Media Regurgitation

Photo by Walter Kundzicz

Photo by Walter Kundzicz

Look out, I’m about to spew words about recent things I’ve consumed.

Netflix movies

Death Race 2000: Pretty goddamn brilliant. Proto-Starship Troopers-style sci-fi exploitation with a nice satirical bite. There’s a lot of Roger Corman productions on Netflix these days and I’m eating em up. The Big Bird Cage was another good one, also Switchblade Sisters. I love exploitation’s total embrace of excess and feeling: it’s horror, sex and violence congealed and lobbed right at your face. Which doesn’t always make it palatable, but at least it doesn’t pull any punches.

Theater movies

Gone: I saw this with a friend who has a thing for Amanda Seyfried. Afterwards I totally got it, because Seyfried turned in a great peformance. She was crafty, intense and unreadable. The movie kept me entertained. Low expectations are always a good thing. I loved Amanda Seyfried’s blue car.
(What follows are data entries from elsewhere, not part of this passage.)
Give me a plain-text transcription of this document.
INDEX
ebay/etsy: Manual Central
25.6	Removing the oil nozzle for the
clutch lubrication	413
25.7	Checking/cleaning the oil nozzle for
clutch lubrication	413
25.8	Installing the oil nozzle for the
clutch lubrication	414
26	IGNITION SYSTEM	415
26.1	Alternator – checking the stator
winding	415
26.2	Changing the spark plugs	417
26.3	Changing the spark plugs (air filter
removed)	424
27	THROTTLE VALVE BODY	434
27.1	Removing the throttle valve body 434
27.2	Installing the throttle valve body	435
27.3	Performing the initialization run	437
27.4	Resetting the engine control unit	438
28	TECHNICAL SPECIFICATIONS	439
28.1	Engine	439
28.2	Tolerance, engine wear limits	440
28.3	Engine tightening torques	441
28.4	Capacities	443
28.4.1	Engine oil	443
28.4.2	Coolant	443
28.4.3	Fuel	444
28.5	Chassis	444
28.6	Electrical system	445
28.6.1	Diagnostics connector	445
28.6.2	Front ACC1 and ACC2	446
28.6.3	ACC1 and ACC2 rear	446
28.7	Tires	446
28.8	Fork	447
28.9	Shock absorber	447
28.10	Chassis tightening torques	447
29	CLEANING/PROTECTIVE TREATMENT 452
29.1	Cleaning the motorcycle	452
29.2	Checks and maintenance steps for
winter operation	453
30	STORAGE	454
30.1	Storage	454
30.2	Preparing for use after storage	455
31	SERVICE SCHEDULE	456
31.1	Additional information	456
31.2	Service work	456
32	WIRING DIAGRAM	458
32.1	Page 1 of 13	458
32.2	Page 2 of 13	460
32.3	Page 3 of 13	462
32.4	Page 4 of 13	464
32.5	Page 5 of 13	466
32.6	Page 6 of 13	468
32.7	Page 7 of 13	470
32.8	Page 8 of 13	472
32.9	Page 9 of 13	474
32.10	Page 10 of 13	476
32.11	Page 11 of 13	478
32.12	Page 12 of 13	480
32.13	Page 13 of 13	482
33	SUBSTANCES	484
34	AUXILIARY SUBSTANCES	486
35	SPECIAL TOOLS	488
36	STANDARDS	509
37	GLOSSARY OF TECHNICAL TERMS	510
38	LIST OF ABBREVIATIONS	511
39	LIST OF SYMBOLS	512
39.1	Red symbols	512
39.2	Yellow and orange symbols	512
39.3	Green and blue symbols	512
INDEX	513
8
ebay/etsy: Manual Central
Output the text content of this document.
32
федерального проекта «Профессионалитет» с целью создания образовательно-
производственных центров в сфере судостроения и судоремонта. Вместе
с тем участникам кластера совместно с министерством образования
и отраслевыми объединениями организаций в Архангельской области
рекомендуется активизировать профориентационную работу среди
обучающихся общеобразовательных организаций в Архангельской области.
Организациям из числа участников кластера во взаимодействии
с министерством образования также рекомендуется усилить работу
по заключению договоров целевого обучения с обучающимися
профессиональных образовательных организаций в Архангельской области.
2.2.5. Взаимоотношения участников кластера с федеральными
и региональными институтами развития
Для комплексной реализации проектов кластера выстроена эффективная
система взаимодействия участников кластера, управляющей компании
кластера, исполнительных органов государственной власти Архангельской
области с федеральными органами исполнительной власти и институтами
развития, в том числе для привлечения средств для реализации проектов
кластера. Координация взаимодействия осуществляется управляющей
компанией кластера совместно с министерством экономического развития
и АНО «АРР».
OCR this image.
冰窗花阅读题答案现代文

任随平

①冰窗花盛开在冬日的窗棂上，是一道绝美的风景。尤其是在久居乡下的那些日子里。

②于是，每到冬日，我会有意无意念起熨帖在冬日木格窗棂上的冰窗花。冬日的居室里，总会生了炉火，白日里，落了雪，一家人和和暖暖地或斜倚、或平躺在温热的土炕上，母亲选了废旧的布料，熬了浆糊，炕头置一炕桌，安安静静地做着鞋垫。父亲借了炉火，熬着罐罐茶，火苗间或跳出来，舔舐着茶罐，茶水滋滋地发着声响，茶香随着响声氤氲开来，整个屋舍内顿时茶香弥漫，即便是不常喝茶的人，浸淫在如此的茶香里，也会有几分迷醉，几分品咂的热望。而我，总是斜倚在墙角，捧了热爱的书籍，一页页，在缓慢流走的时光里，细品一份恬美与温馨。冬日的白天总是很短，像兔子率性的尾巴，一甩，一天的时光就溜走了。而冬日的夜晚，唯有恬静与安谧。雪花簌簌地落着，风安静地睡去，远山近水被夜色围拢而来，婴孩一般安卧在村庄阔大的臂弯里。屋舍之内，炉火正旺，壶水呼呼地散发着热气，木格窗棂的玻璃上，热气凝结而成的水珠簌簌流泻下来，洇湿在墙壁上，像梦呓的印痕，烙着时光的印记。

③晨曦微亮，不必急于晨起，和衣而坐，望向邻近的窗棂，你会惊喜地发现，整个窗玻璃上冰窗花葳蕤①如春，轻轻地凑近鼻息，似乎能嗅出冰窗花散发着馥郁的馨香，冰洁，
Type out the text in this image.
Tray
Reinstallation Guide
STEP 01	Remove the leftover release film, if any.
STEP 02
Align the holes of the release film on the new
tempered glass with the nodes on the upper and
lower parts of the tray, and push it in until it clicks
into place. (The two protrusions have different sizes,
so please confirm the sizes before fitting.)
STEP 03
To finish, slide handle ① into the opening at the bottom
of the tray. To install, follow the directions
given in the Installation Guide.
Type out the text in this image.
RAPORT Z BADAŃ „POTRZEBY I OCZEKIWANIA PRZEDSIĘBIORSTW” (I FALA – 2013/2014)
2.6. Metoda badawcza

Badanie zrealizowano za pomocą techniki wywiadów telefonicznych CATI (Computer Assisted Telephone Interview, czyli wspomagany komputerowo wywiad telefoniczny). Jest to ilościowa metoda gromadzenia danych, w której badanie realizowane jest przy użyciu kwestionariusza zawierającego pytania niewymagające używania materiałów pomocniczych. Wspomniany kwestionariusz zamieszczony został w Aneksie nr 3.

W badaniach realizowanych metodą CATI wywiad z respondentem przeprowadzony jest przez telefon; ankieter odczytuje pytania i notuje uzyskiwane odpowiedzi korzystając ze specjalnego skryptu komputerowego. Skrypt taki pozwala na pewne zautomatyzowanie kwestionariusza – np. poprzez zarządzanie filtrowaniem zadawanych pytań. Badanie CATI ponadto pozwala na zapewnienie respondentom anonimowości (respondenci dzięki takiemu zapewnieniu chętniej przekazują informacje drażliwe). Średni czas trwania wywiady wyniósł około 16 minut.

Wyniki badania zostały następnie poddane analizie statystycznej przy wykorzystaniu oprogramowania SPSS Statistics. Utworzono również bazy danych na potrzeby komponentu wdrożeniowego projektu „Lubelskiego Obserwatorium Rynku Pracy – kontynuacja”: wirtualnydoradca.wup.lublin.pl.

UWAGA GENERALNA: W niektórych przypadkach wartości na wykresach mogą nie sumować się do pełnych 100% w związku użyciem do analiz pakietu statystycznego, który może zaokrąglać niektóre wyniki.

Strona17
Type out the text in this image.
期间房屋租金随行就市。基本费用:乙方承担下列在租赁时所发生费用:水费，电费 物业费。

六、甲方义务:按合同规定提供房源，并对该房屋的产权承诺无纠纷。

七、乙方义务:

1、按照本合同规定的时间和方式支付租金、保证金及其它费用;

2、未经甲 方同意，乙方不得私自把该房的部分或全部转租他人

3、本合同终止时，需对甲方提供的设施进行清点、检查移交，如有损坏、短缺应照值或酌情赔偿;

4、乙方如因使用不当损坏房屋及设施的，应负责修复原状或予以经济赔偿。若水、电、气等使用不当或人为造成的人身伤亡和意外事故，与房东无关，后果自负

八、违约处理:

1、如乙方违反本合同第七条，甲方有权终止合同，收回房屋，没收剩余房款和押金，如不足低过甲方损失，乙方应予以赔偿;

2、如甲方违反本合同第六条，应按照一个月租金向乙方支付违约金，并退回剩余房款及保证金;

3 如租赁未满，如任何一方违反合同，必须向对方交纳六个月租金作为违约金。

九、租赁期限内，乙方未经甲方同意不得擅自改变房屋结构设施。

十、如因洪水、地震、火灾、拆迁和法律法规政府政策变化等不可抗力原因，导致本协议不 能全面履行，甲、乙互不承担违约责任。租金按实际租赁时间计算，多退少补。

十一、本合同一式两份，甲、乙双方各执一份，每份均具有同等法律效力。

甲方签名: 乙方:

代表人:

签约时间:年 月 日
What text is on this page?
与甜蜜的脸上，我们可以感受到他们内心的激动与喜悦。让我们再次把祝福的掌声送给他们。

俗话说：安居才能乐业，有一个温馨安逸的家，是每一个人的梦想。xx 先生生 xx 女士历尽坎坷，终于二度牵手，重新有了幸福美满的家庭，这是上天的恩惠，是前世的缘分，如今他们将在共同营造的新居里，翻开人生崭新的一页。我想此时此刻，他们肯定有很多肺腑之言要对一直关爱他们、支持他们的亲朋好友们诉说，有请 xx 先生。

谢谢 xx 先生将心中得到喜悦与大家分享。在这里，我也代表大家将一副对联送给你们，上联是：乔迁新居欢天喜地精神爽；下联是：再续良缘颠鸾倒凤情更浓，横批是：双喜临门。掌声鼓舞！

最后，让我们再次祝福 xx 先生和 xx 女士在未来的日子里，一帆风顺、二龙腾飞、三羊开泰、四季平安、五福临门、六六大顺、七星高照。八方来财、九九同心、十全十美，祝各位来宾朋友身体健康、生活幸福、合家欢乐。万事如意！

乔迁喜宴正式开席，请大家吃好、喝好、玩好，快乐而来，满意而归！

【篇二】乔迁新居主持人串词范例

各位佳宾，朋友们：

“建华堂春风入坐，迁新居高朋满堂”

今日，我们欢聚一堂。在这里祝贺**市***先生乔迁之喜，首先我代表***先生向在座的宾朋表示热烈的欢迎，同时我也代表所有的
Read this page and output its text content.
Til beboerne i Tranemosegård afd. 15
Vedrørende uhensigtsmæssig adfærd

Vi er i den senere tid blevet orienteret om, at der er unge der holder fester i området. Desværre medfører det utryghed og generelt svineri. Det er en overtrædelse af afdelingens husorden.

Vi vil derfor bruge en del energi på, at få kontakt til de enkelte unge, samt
We Need to Talk About Kevin: What a weird-ass movie. In fact it was best in its most weird and abstract moments. The problem was it was so fucking looong. I loved the fact that it was a movie about a school massacre where we won’t supposed to give a shit about the victims, it was all about the mom. It was a maternal horror story, but the horror stuff, especially toward the end, wasn’t punchy enough, it dragged and groaned. The brutal office party scene sticks with me, as does the opening sequence.

Books

The Hunger Games: Clearly readable, an achievement that one shouldn’t gloss over (even though I just did). I’m sure a million amateur pundits have weighed in on this already, but it’s truly a testament to how far we’ve come as a nation that an exploitation story about teenagers killing one another (and not having sex, of course) is one of our most popular stories among kids and adults. The romance was weak, as was the fact that they changed the rules halfway in. On the fence as to whether I’ll read the next two.

Champion, Photographs by Walter Kundzicz: I haven’t said much about my trip to New York a couple weekends ago, but geez, it was kinda brilliant and I kinda kicked some ass. I sold copies of Backwoods at the Rainbow Book Fair, and my table happened to face that of photographer Reed Massengill. After I got over my jealousy of how many books he was selling we had an enjoyable time in one another’s company. He has several books of photography and they’re pretty brilliant, erotic and human. But before the day was over I traded him one of my collages for this book of photographs, which he edited. It’s fantastic not only for the brilliant Kodachrome colors and hot dudes. Kundzicz has a sense of humor and poses his dopey muscle men with all kinds of esoteric fetish objects: football helmets, pitchforks, dish racks, eye patches, binoculars, telephones…the list is endless. It’s absolutely hilarious and unique.

Shirtlifter by Steve MacIsaac: I picked up several issues of this comic when I was Chicago some time ago and I’ve been meaning to write about it since. Anybody who enjoys stories of modern gay white men (re: Weekend) would do themselves a service to check these comics out, which are unflinchingly honest and crisply told. Lots of sex, though whether it’s erotic or not is sort of up for grabs. I’m more a fan of the strong, melancholy narration.